Jeden ze świadków w prowadzonych obecnie postępowaniach sądowych potwierdza, że Pan Michalczewski przed wycofaniem się z umowy z FoodCare prowadził rozmowy z konkurencyjną firmą Maspex Wadowice, grając na zwłokę w celu przygotowania się do wprowadzenia na rynek napoju pod dotychczasową marką, ale z nowym producentem. Dodać należy też, iż sąd apelacyjny orzekł, że znak „Tiger” jest zastrzeżony dla Dariusza Michalczewskiego wyłącznie dla „dóbr komplementarnych” do napojów (czyli dóbr najczęściej konsumowanych wspólnie, takich jak m.in. obsługa wydarzeń sportowych) i tym kierował się wydając swoje orzeczenie. W ocenie FoodCare bliskość związków pomiędzy poszczególnymi kategoriami produktów i usług jest bardzo subiektywna i nie powinna być podstawą do wydawania wyroków sądowych. Słowo "Tiger" jest popularną nazwą używaną przez wiele różnych firm w Polsce oraz na świecie i stanowi element wielu znaków.

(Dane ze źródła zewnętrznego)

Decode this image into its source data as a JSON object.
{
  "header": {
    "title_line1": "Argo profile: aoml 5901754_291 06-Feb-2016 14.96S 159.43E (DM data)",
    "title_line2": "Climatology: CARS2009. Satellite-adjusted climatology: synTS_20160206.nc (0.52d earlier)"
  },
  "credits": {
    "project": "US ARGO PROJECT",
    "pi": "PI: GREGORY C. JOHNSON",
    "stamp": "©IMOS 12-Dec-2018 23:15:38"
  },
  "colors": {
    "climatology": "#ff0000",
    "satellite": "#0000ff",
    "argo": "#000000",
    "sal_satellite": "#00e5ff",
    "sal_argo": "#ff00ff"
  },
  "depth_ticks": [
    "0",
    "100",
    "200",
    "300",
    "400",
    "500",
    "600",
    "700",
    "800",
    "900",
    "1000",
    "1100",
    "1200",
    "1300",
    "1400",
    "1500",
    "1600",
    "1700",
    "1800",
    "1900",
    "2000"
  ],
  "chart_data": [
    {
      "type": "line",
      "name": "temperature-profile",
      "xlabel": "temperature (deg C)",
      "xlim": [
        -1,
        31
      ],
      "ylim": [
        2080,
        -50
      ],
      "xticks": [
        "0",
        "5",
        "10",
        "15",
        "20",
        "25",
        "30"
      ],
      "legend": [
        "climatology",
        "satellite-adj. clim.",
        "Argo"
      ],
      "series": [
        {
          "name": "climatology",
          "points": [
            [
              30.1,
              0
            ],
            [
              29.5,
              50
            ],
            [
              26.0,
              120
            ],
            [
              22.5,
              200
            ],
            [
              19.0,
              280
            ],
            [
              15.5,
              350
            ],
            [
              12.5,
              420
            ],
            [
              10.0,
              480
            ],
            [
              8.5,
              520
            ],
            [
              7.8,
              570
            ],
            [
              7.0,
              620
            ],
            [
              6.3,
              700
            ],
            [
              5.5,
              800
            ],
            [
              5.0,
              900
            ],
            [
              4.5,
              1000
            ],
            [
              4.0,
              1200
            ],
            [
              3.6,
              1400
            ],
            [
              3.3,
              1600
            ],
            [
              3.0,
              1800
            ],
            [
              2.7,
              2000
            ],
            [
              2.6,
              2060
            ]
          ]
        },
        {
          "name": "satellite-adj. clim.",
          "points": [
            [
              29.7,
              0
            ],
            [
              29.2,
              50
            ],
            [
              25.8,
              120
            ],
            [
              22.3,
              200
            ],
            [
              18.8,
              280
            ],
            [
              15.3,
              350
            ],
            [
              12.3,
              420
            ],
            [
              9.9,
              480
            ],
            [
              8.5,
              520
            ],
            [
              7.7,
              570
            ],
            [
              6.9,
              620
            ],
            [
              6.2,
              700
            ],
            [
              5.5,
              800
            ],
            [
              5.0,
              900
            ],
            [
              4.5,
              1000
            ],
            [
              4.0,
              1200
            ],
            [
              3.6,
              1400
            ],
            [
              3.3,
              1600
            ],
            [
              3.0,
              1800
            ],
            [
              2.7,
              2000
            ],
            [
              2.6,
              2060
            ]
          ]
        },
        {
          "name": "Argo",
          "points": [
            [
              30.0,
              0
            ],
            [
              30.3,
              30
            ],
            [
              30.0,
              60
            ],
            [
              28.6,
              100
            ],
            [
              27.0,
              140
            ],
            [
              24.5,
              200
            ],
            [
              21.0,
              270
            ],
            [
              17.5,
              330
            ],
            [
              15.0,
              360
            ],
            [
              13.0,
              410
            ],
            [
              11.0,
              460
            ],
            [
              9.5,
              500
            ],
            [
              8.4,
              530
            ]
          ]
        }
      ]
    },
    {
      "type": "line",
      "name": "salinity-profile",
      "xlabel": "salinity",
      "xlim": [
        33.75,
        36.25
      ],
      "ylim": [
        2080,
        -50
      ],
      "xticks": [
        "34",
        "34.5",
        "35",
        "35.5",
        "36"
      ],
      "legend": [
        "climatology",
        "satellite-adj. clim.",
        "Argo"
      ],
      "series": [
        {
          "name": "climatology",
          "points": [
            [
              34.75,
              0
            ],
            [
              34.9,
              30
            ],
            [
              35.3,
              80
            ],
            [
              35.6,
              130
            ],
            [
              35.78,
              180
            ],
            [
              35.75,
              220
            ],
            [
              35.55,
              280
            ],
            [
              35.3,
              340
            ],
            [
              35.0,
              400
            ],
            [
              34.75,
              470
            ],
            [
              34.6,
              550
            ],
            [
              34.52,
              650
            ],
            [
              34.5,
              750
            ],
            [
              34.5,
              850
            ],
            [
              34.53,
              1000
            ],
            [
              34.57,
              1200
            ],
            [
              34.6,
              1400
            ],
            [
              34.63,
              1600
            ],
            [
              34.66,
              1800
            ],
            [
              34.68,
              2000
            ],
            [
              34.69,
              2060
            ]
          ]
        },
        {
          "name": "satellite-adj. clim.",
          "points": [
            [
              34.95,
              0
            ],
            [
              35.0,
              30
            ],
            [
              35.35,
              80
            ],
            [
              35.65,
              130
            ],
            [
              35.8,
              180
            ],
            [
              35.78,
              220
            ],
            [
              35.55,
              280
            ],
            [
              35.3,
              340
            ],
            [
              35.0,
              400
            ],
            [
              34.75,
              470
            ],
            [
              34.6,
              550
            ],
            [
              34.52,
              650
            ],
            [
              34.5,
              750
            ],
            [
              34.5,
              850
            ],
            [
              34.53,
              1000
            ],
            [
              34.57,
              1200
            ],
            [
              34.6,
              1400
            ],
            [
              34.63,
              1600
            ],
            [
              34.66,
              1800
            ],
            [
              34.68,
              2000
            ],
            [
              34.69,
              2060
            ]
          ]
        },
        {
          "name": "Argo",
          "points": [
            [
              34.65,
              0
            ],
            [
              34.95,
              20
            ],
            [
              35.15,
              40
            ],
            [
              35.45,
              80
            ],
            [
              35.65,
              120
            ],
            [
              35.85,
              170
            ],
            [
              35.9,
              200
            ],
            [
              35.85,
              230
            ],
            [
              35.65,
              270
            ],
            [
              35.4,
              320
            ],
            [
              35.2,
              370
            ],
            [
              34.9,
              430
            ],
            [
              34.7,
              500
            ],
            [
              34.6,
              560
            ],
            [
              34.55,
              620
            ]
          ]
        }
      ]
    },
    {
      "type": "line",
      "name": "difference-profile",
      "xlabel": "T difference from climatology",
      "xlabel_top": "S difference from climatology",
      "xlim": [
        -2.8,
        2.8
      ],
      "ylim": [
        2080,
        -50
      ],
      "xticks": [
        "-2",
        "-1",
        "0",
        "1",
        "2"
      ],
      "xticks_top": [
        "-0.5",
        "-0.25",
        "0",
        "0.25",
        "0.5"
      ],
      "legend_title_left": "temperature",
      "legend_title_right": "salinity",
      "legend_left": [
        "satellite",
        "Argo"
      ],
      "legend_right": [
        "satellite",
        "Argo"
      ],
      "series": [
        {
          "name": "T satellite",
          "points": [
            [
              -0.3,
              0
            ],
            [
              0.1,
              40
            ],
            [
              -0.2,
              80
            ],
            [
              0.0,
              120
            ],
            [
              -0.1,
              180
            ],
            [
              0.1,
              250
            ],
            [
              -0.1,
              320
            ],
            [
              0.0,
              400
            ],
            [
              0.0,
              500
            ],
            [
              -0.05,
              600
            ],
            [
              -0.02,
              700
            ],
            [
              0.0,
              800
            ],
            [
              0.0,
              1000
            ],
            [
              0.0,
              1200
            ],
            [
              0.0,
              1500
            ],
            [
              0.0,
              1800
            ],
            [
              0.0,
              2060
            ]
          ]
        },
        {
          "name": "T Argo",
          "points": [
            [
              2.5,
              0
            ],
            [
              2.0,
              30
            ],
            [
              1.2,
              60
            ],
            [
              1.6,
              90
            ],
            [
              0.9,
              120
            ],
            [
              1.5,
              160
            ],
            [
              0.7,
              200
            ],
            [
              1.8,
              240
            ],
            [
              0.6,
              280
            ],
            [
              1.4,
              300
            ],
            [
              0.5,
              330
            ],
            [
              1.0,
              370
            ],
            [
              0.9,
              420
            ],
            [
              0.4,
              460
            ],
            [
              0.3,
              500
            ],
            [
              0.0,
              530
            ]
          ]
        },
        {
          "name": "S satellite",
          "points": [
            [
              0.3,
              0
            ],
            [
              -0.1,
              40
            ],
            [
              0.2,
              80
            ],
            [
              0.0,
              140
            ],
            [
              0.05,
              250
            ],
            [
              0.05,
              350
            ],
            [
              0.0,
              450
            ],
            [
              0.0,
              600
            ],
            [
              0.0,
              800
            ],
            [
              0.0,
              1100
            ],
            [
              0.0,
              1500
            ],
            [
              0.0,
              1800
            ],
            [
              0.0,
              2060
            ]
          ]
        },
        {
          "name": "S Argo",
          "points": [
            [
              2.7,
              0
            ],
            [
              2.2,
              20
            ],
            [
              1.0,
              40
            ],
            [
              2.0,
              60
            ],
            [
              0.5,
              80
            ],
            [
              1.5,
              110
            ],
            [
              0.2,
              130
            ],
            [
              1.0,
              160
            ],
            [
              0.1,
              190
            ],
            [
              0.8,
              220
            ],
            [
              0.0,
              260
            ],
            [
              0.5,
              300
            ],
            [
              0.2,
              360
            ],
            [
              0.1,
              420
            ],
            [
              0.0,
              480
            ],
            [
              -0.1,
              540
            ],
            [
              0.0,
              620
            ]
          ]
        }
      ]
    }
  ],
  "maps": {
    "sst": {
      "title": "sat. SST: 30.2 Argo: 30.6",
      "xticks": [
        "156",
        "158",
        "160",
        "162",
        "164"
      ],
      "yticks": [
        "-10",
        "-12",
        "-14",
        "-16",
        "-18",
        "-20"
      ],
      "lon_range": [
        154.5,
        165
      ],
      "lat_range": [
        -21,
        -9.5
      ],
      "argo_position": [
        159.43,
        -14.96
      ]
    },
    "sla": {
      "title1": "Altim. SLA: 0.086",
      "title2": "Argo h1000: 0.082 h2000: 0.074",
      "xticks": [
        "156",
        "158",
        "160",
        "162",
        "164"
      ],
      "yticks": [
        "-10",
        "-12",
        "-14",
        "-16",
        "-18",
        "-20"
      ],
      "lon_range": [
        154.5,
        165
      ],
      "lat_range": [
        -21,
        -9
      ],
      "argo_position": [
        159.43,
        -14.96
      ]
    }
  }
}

"Tiger" występuje jako oznaczenie dla m.in. piwa, napoju dla dzieci, sieć sklepów oraz obuwia sportowego czy akumulatorów samochodowych. FoodCare pragnie też podkreślić, iż orzeczenie Sądu Okręgowego z 29 marca 2016 r. bazuje wyłącznie na ocenie działań FoodCare jako rzekomo sprzecznych z dobrymi obyczajami. Jednocześnie sąd uznał, że wszystkie działania FoodCare w zakresie, którego tyczy się niniejszy spór, były w pełni legalne. FoodCare, który aktualnie produkuje napoje energetyczne pod marką „Black” oraz „N_Gine” i jest niekwestionowanym liderem rynku napojów energetycznych pod kątem wartościowym. Od 2012 roku twarzą produktu „Black” jest legendarny pięściarz Mike Tyson. Napój „Black” dystrybuowany jest także na 50 rynkach zagranicznych.